Sur la question de l’adoption, les Sages ont jugé qu'ils n'avaient, « pas le même pouvoir d'appréciation que le législateur qui a estimé que l'identité de sexe des adoptants ne constituait pas un obstacle à l'établissement d'un lien de filiation adoptive. »
Mais le Conseil a estimé que la loi « n'a ni pour objet, ni pour effet de reconnaître aux couples de personnes de même sexe un « droit à l'enfant » et que « le 10e alinéa du préambule de la Constitution de 1946 impliquait le respect de l'exigence de conformité de l'adoption à l'intérêt de l'enfant ». « Les dispositions relatives à cet agrément ne sauraient conduire à ce que celui-ci soit délivré sans que l'autorité administrative ait vérifié, dans chaque cas, le respect de l'exigence de conformité de l'adoption à l'intérêt de l'enfant » a-t-il ajouté dans son communiqué de presse. C'est la première fois, a-t-on souligné au Conseil, que la haute juridiction « dégage ce principe constitutionnel ».

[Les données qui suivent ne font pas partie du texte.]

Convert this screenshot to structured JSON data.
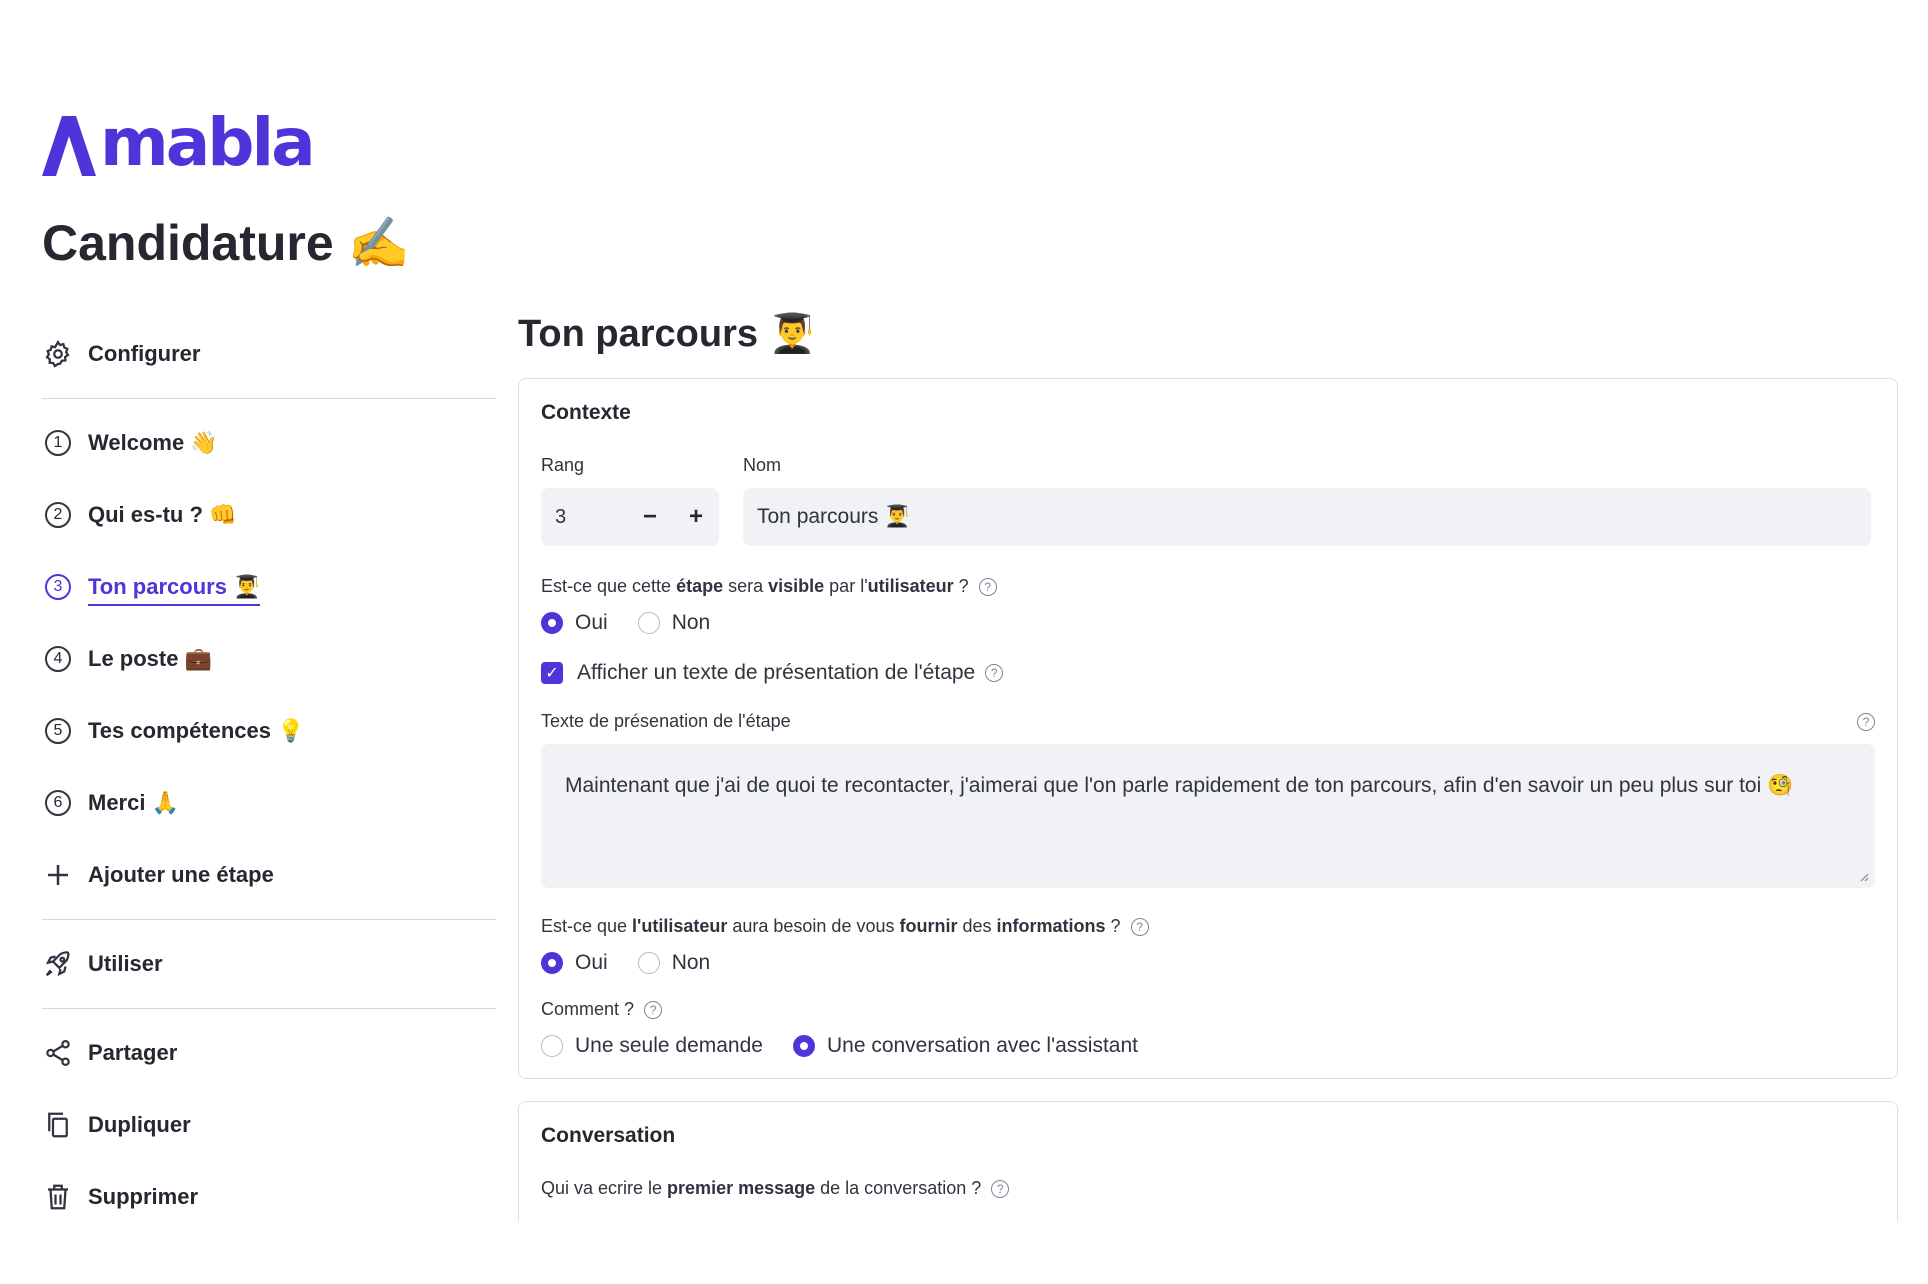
{
  "brand": {
    "name": "mabla",
    "color": "#4f35d9"
  },
  "app_title": "Candidature ✍️",
  "sidebar": {
    "configure": {
      "label": "Configurer",
      "icon": "gear-icon"
    },
    "steps": [
      {
        "num": "1",
        "label": "Welcome 👋"
      },
      {
        "num": "2",
        "label": "Qui es-tu ? 👊"
      },
      {
        "num": "3",
        "label": "Ton parcours 👨‍🎓",
        "active": true
      },
      {
        "num": "4",
        "label": "Le poste 💼"
      },
      {
        "num": "5",
        "label": "Tes compétences 💡"
      },
      {
        "num": "6",
        "label": "Merci 🙏"
      }
    ],
    "add_step": {
      "label": "Ajouter une étape",
      "icon": "plus-icon"
    },
    "use": {
      "label": "Utiliser",
      "icon": "rocket-icon"
    },
    "share": {
      "label": "Partager",
      "icon": "share-icon"
    },
    "duplicate": {
      "label": "Dupliquer",
      "icon": "copy-icon"
    },
    "delete": {
      "label": "Supprimer",
      "icon": "trash-icon"
    }
  },
  "main": {
    "title": "Ton parcours 👨‍🎓",
    "context": {
      "title": "Contexte",
      "rank_label": "Rang",
      "rank_value": "3",
      "minus": "−",
      "plus": "+",
      "name_label": "Nom",
      "name_value": "Ton parcours 👨‍🎓",
      "visible_q": {
        "p1": "Est-ce que cette ",
        "b1": "étape",
        "p2": " sera ",
        "b2": "visible",
        "p3": " par l'",
        "b3": "utilisateur",
        "p4": " ?"
      },
      "visible_options": {
        "yes": "Oui",
        "no": "Non",
        "selected": "Oui"
      },
      "show_text_label": "Afficher un texte de présentation de l'étape",
      "show_text_checked": true,
      "text_label": "Texte de présenation de l'étape",
      "text_value": "Maintenant que j'ai de quoi te recontacter, j'aimerai que l'on parle rapidement de ton parcours, afin d'en savoir un peu plus sur toi 🧐",
      "info_q": {
        "p1": "Est-ce que ",
        "b1": "l'utilisateur",
        "p2": " aura besoin de vous ",
        "b2": "fournir",
        "p3": " des ",
        "b3": "informations",
        "p4": " ?"
      },
      "info_options": {
        "yes": "Oui",
        "no": "Non",
        "selected": "Oui"
      },
      "how_label": "Comment ?",
      "how_options": {
        "single": "Une seule demande",
        "conversation": "Une conversation avec l'assistant",
        "selected": "Une conversation avec l'assistant"
      }
    },
    "conversation": {
      "title": "Conversation",
      "first_q": {
        "p1": "Qui va ecrire le ",
        "b1": "premier message",
        "p2": " de la conversation ?"
      }
    }
  }
}
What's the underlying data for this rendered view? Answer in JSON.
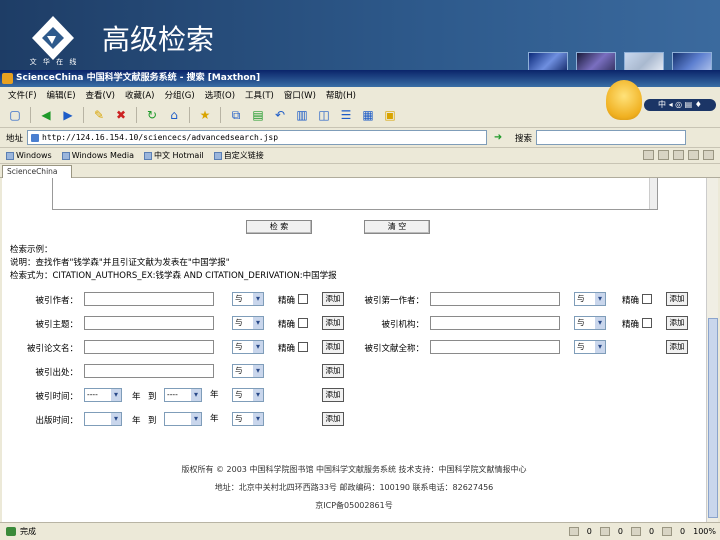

Par rapport à la PMA et la GPA, le Conseil a relevé « qu'aucune exigence constitutionnelle n'imposait que cette réforme soit accompagnée d'une modification des dispositions du code de la santé publique relative à la procréation médicalement assistée, laquelle a pour objet de pallier l'infertilité pathologique, médicalement constatée, d'un couple formé d'un homme et d'une femme, qu'ils soient ou non mariés » et qu’il en allait de même « pour les dispositions du code civil prohibant le recours à la gestation pour le compte d'autrui. »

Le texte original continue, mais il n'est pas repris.